Meta: every single comment seems to start with some variation of "Reminds me of". Had to get mine in.
Not even sure if there an interesting Collatz-like conjecture here.
And for which the index is easy to compute?
My favourite issue being about GDPR compliance https://github.com/philipl/pifs/issues/56
3._1_415926535897932384626433832795_0_288419716939
Cache all the last lookups but otherwise just store the index within pi? And for larger files - split them into chunks of whatever size could be handled?
(I mean, I realize this is a joke and can't make sense - but GPUs can be really really fast, and am willing to make a fool of myself by asking.)
And if we had a quantum computer that stores all of pi on one qubit, that could make things even faster ;/
> Now, we all know that it can take a while to find a long sequence of digits in π, so for practical reasons, we should break the files up into smaller chunks that can be more readily found.
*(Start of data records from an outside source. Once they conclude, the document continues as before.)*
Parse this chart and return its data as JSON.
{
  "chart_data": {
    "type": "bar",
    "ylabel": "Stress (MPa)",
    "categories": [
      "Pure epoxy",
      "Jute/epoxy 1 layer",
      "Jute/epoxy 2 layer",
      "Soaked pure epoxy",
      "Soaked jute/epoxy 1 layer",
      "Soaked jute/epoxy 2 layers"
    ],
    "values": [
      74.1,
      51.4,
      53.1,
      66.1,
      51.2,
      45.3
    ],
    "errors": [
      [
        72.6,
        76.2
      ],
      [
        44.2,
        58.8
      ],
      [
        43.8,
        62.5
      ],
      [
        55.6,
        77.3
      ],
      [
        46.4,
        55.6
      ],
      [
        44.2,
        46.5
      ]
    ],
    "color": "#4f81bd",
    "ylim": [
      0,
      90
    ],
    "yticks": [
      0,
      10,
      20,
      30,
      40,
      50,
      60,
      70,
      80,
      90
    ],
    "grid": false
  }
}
> In this implementation, to maximise performance, we consider each individual byte of the file separately, and look it up in π.
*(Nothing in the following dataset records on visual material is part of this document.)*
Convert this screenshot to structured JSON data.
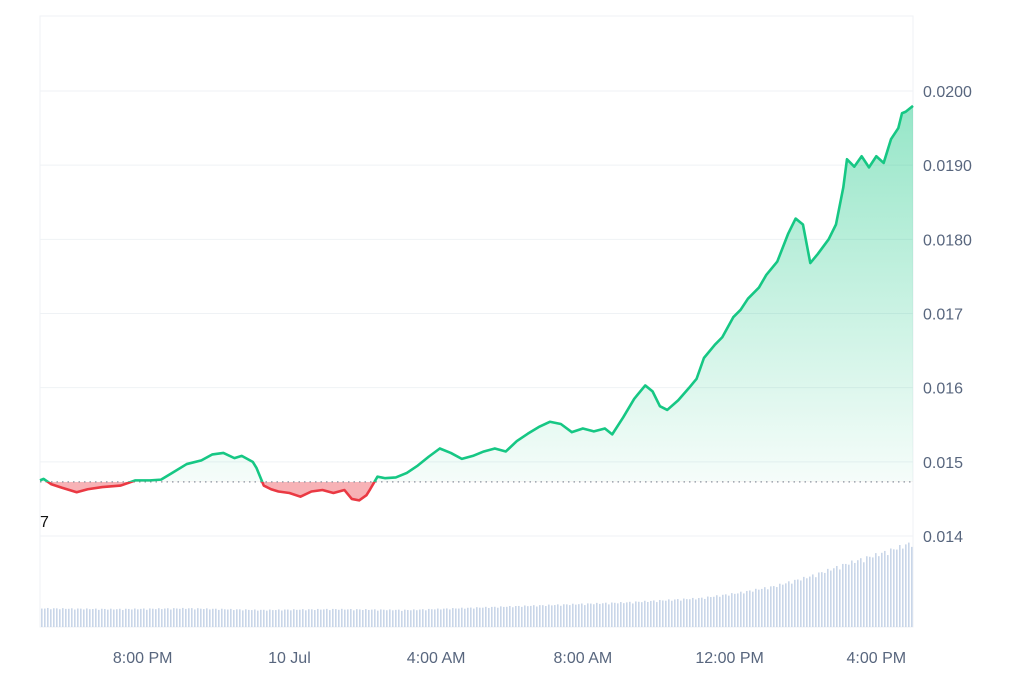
{
  "chart_data": {
    "type": "line",
    "baseline": 0.01473,
    "baseline_label": "7",
    "y_ticks": [
      {
        "value": 0.014,
        "label": "0.014"
      },
      {
        "value": 0.015,
        "label": "0.015"
      },
      {
        "value": 0.016,
        "label": "0.016"
      },
      {
        "value": 0.017,
        "label": "0.017"
      },
      {
        "value": 0.018,
        "label": "0.0180"
      },
      {
        "value": 0.019,
        "label": "0.0190"
      },
      {
        "value": 0.02,
        "label": "0.0200"
      }
    ],
    "ylim": [
      0.014,
      0.02
    ],
    "xlim": [
      0,
      23.8
    ],
    "x_ticks": [
      {
        "value": 2.8,
        "label": "8:00 PM"
      },
      {
        "value": 6.8,
        "label": "10 Jul"
      },
      {
        "value": 10.8,
        "label": "4:00 AM"
      },
      {
        "value": 14.8,
        "label": "8:00 AM"
      },
      {
        "value": 18.8,
        "label": "12:00 PM"
      },
      {
        "value": 22.8,
        "label": "4:00 PM"
      }
    ],
    "price": {
      "x": [
        0,
        0.1,
        0.3,
        0.6,
        1.0,
        1.3,
        1.7,
        2.2,
        2.6,
        3.0,
        3.3,
        3.6,
        4.0,
        4.4,
        4.7,
        5.0,
        5.3,
        5.5,
        5.8,
        5.9,
        6.1,
        6.3,
        6.5,
        6.8,
        7.1,
        7.4,
        7.7,
        8.0,
        8.3,
        8.5,
        8.7,
        8.9,
        9.0,
        9.2,
        9.4,
        9.7,
        10.0,
        10.3,
        10.6,
        10.9,
        11.2,
        11.5,
        11.8,
        12.1,
        12.4,
        12.7,
        13.0,
        13.3,
        13.6,
        13.9,
        14.2,
        14.5,
        14.8,
        15.1,
        15.4,
        15.6,
        15.9,
        16.2,
        16.5,
        16.7,
        16.9,
        17.1,
        17.4,
        17.7,
        17.9,
        18.1,
        18.4,
        18.6,
        18.9,
        19.1,
        19.3,
        19.6,
        19.8,
        20.1,
        20.4,
        20.6,
        20.8,
        21.0,
        21.2,
        21.5,
        21.7,
        21.9,
        22.0,
        22.2,
        22.4,
        22.6,
        22.8,
        23.0,
        23.2,
        23.4,
        23.5,
        23.6,
        23.8
      ],
      "y": [
        0.01475,
        0.01477,
        0.0147,
        0.01465,
        0.01459,
        0.01463,
        0.01466,
        0.01468,
        0.01475,
        0.01475,
        0.01476,
        0.01485,
        0.01497,
        0.01502,
        0.0151,
        0.01512,
        0.01505,
        0.01508,
        0.015,
        0.01492,
        0.01468,
        0.01463,
        0.0146,
        0.01458,
        0.01453,
        0.0146,
        0.01462,
        0.01458,
        0.01462,
        0.0145,
        0.01448,
        0.01455,
        0.01463,
        0.0148,
        0.01478,
        0.01479,
        0.01485,
        0.01495,
        0.01507,
        0.01518,
        0.01512,
        0.01504,
        0.01508,
        0.01514,
        0.01518,
        0.01514,
        0.01528,
        0.01538,
        0.01547,
        0.01554,
        0.01551,
        0.0154,
        0.01545,
        0.01541,
        0.01545,
        0.01537,
        0.0156,
        0.01585,
        0.01603,
        0.01595,
        0.01575,
        0.0157,
        0.01583,
        0.016,
        0.01612,
        0.0164,
        0.01658,
        0.01668,
        0.01695,
        0.01705,
        0.0172,
        0.01735,
        0.01752,
        0.0177,
        0.01808,
        0.01828,
        0.0182,
        0.01768,
        0.0178,
        0.018,
        0.0182,
        0.0187,
        0.01908,
        0.01898,
        0.01912,
        0.01897,
        0.01912,
        0.01903,
        0.01935,
        0.0195,
        0.0197,
        0.01972,
        0.0198
      ]
    },
    "volume": {
      "x": [
        0,
        2,
        4,
        6,
        8,
        10,
        12,
        14,
        16,
        18,
        19,
        20,
        21,
        22,
        23,
        23.8
      ],
      "v": [
        0.22,
        0.21,
        0.22,
        0.2,
        0.21,
        0.2,
        0.23,
        0.26,
        0.29,
        0.34,
        0.4,
        0.48,
        0.6,
        0.75,
        0.88,
        1.0
      ]
    },
    "grid": "horizontal",
    "colors": {
      "up": "#16c784",
      "down": "#ea3943",
      "up_fill": "#16c784",
      "down_fill": "#ea3943",
      "grid": "#eff2f5",
      "baseline": "#8a919e",
      "volume": "#c9d6e8",
      "axis_text": "#58667e"
    }
  }
}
So not really a compression scheme.
> Well, this is just an initial prototype, and don't worry, there's always Moore's law!
Seriously? They're only storing individual bytes in pi:
> In this implementation, to maximise performance, we consider each individual byte of the file separately, and look it up in π.
So the whole transformation should be trivially reducible to a 256-element lookup table from source byte to location in pi and a similar table used to convert back the other way. Maybe a fancy formula could be used for the (never actually encountered) case in which a byte is encoded by one of the infinite available noncanonical encodings.
https://ljsimpkin.github.io/pi-compress
It really shows how inefficient such a compression would be. Haha nice idea
Sing, the wrath. Rendering in LaTeX.
[1]: https://news.ycombinator.com/item?id=48010729
I mean, I get that it's "fun" to store information within the digits of pi. But is this just amusement, or is there a value prop for production use here?
(Speaking as a math major, by the way. I'm sympathetic to the cause.)
This project makes clear the counter-argument: the input that gets you the file out of π is a badly compressed version of the file.